Lo sapevamo: l'avevano minacciato da lungo tempo, e ora da capo, all'uscire dell'enciclica Pascendi dominici gregis, erano tornati alle minacce: volevano farsi sentire, far parlare di sè, farsi temere! E tutto era da temere da giovani che hanno il sacerdozio della Chiesa, che mangiano del pane della Chiesa; ma non hanno lo spirito, non l'amore della Chiesa. Tuttavia per l'amore dei nostri fratelli, per la salute di tante anime, volevamo sperare fino all'ultimo, che si sarebbe risparmiato al nostro popolo questo scandalo, al clero italiano questa vergogna, questo tripudio ai nemici di Dio e della Chiesa, questa cagione di nuove amarezze al cuore del Papa. — Non fu vero: anche questa volta, come tutte le volte che demmo più benigna interpretazione alle parole dei modernisti, che sperammo da loro migliori cose, anche questa volta c'ingannammo dolorosamente: il loro contegno fu ed è anzi peggiore, sotto ogni rispetto, di quanto si poteva aspettare. 

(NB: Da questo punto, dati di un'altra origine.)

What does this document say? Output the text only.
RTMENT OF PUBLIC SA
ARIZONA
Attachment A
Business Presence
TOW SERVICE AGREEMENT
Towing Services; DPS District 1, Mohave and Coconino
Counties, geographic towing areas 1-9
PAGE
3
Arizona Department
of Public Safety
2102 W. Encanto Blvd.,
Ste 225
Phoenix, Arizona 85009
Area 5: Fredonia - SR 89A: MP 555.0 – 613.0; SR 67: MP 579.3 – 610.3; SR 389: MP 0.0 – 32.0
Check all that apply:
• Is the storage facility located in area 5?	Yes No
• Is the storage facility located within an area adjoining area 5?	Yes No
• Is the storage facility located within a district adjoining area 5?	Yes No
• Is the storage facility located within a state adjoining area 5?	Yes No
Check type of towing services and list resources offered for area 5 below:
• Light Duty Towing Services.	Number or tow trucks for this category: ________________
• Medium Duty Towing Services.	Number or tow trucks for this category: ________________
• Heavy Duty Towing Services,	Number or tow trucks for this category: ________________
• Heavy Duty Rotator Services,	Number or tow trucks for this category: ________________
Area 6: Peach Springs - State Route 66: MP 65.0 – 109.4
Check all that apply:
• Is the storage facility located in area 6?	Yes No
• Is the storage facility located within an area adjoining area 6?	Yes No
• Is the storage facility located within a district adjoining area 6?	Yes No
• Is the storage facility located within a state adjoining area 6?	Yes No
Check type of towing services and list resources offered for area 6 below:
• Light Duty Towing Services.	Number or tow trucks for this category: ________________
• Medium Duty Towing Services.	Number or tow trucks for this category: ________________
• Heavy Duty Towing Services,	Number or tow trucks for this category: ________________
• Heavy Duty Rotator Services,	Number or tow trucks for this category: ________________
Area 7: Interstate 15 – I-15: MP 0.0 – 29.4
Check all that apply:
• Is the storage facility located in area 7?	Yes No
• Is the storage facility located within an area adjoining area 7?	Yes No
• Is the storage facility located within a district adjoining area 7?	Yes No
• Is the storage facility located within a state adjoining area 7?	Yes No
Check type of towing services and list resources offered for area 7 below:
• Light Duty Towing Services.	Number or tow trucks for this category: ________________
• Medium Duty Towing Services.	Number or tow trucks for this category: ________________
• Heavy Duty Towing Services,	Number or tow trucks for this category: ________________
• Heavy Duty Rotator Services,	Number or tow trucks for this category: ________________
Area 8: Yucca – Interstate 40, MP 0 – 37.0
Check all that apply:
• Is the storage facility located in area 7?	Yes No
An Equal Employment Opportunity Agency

Il Papa aveva parlato: dopo le miti ammonizioni, dopo le esortazioni paterne, dopo i richiami ripetuti e la lunga aspettazione, deluso nelle sue speranze, aveva infine additato il pericolo e il danno che dalle pestifere dottrine e dal morboso contagio della propaganda e dell'esempio di alcuni suoi figli, derivava alla Chiesa tutta, insidiando al deposito sacro della fede, di cui è suo diritto, non meno che terribile dovere, la vigilantissima custodia. Da questo, e da questo solo — ben lo sanno i modernisti — come esordisce l'enciclica, così muove l'atto di Pio X: «L'officio divinamente commessoci di pascere il gregge del Signore, fra i primi doveri, imposti da Cristo, ha quello di custodire con ogni vigilanza, il deposito della fede.» Per questo il Pontefice aveva denunziato gli insidiatori occulti, i nemici domestici; per questo aveva esposto distesamente le dottrine più riprovevoli che hanno corso fra cattolici, laici e chierici: per questo aveva prescritto i rimedii di preservazione. Ma non aveva nominato alcuno: aveva anzi, negli stessi passi più severi, ammessa la possibilità di migliori intenzioni, nonchè di ravvedimento, negli erranti: aveva con ciò aperta loro la via del ritorno e, per così dire, del trionfo; perchè trionfa sempre chi cede alla verità, vincendo l'orgoglio dell'errore. Non dunque «requisitoria feroce» — come scriveva uno di loro nel Giornale d'Italia — era l'enciclica del mite Pio X: era una parola forte e addolorata, che, se feriva, non feriva a morte, ma a salute; o più veramente feriva a morte l'errore per dare la salute agli erranti.
La voce del Papa quindi, come dicevamo subito dopo la condanna del modernismo [1], era voce di padre, di pastore, di maestro, di capo della Chiesa e di legislatore supremo, voce autorevole e sacra che insegnava e prescriveva, nè solo in punto di disciplina, ma in materia dottrinale, dogmatica. E quando parla questa voce autorevole e sacra del Padre universale, si fa silenzio nella famiglia cristiana: i figli genuini l'ascoltano tutti; e quando suoni rimprovero, l'ascoltano addolorati e compunti, ma sempre fiduciosi, riverenti. E più quando il grido del Pastore risuona angoscioso tra il frastuono della bufera che si appressa, l'ascolta il gregge trepidante e lo discerne fra le mille voci discordanti e, se sbandato, si affretta di seguirne il richiamo. Oves meae vocem meam audiunt: [«Le mie pecorelle ascoltano la mia voce», Ioann. X, 27. N.d.R.] Chi non l'ascolta corre al precipizio, alla rovina. 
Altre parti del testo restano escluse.